The 28-point loss by the Longhorns resulted in complete chaos in the final polls, with Notre Dame vaulting past #3 Alabama to win the national championship.

===Scoring===
First quarter
- Notre Dame – Dave Reeve 47-yard field goal, 11:35 remaining (after fumble recovery by Ross Browner) ND 3–0
- Texas – Russell Erxleben 42-yard field goal, 6:07. Tie 3–3
Second quarter
- Notre Dame – Terry Eurick 6-yard run (Reeve kick), 14:56 (after fumble recovery by Jim Browner) ND 10–3
- Notre Dame – Eurick 10-yard run (Reeve kick), 11:37 (after fumble recovery by Willie Fry) ND 17–3
- Notre Dame – Vagas Ferguson 17-yard pass from Joe Montana (Reeve kick), 7:28 (after interception by Doug Becker) ND 24–3
- Texas – Mike Lockett 13-yard pass from Randy McEachern (Erxleben kick), 0:01 ND 24–10
Third quarter
- Notre Dame – Ferguson 3-yard run (Reeve kick), 6:49 (after interception by Steve Heimkreiter) ND 31–10
Fourth quarter
- Notre Dame – Ferguson 26-yard run (Reeve kick), 9:41 (after fake punt attempt) ND 38–10
Source:

==Statistics==

| Statistics | Notre Dame | Texas |
|---|---|---|
| First downs | 26 | 16 |
| Rushing yards | 53–243 | 50–130 |
| Passing yards | 156 | 160 |
| Passing | 14–32–1 | 11–24–3 |
| Total offense | 85–399 | 74–290 |
| Fumbles–lost | 0–0 | 3–3 |
| Turnovers | 1 | 6 |
| Punts–average | 5–30.4 | 3–40.0 |
| Penalties–yards | 4–37 | 1–5 |

Source:

==Aftermath==
Texas' loss opened the door to the national championship for several teams: second-ranked Oklahoma was soundly beaten 31–6 by #6 Arkansas in the Orange Bowl nightcap, and in between, fourth-ranked Michigan fell 27–20 to #13 Washington in the Rose Bowl. That left third-ranked Alabama and #5 Notre Dame as the primary teams for the title.

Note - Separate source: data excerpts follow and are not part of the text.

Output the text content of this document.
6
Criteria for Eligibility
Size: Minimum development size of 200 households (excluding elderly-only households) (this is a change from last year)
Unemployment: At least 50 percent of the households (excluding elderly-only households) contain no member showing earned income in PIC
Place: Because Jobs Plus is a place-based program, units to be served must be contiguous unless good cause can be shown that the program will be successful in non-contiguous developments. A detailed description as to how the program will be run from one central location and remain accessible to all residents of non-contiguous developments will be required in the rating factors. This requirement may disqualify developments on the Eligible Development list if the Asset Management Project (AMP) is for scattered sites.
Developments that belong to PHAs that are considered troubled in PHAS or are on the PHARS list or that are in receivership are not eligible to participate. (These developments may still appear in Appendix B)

Alabama felt that with their convincing 35–6 win over #9 Ohio State in the Sugar Bowl, they would be champions due to the losses by Texas and Oklahoma, but the pollsters saw it differently. Notre Dame was voted number one in every poll. Perhaps the rout by fellow SWC member Arkansas in the Orange Bowl made the difference as it made Notre Dame's victory over Texas (who had won at Arkansas in mid-October) even more impressive.